Download all three as PDFs or view them online. When you are ready to file, having these open alongside your ITR filing checklist ensures you do not miss any income source.
A Step-by-Step Pre-Filing Reconciliation
Here is a practical workflow to reconcile your statements before filing:
Step 1: Start with TIS. Note the derived totals for each income category — salary, interest, dividends, capital gains, rental income, and others.
Step 2: Cross-check against AIS. For any category where the TIS total looks wrong, drill into the AIS transactions. Flag errors by submitting feedback.
Step 3: Verify TDS in Form 26AS. Confirm that every TDS entry matches your Form 16, Form 16A, or bank TDS certificates. If any TDS is missing, contact the deductor and ask them to file a correction in their TDS return.
Step 4: Compare with your own records. Match bank passbooks, broker statements, and employer payslips against all three statements. Your records are the ultimate source of truth.
Step 5: File your ITR. Report all income as per your verified records. If a transaction appears in AIS but you believe it is incorrect and you have submitted feedback, report the correct amount — but keep documentation ready in case the department follows up.
49Tax can help streamline this process — when you upload your Form 16 and other documents, the AI cross-references reported income against standard categories so you are less likely to miss a source.
Common Errors to Watch For
- Duplicate dividend entries — Both the company and the registrar (e.g., NSDL) may report the same dividend in AIS. Check before adding it twice to your ITR.
- Interest from closed FDs — If you broke an FD mid-year, the bank may report accrued interest for the full tenure. Verify the actual interest credited.
- Previous employer TDS — If you switched jobs, your old employer's TDS should appear separately. Ensure both employers' TDS entries are present.
- Property sale TDS mismatch — The buyer deposits TDS under Section 194-IA. If they enter your PAN incorrectly, it will not reflect in your 26AS. Follow up with the buyer.
- Savings interest below TDS threshold — Remember, no TDS does not mean no tax. All interest income must be reported regardless of whether TDS was deducted.

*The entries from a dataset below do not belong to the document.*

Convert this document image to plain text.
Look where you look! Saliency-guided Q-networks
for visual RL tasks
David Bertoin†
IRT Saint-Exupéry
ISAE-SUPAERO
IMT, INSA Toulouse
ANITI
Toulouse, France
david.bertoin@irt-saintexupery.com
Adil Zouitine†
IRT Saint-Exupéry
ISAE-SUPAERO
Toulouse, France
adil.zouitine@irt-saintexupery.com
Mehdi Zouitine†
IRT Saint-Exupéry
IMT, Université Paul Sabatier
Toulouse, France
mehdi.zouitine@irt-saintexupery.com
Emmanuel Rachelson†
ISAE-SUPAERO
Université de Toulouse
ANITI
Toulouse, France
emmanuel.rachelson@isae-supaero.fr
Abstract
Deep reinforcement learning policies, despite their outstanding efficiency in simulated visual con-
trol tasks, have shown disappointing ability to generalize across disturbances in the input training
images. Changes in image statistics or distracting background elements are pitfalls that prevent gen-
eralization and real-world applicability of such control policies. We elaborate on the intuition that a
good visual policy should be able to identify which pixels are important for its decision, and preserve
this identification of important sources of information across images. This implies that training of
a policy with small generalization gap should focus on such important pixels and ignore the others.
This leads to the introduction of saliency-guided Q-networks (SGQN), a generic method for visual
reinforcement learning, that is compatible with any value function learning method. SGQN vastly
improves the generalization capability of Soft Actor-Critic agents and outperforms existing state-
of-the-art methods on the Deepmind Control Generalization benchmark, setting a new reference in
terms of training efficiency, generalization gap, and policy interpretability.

What Happens If You Ignore These Statements
The income tax department's systems automatically compare your filed ITR against AIS data. If there is a mismatch:
- You may receive an e-Campaign notification asking you to explain or file a revised return
- A Section 143(1) intimation may adjust your taxable income upward and demand additional tax plus interest
- In persistent cases, your return could be picked for scrutiny assessment under Section 143(3)
The cost of checking AIS and TIS before filing is 30 minutes. The cost of responding to a notice is significantly more — in time, stress, and potentially in additional tax and interest under Section 234A/B/C.
Key Takeaway
Form 26AS tells you what tax was deducted. AIS tells you what financial transactions the department knows about. TIS tells you what they expect you to report. Check all three before filing, reconcile them against your own records, and you will file a return that holds up to automated scrutiny without surprises. Thirty minutes of pre-filing verification can save you months of notice responses later.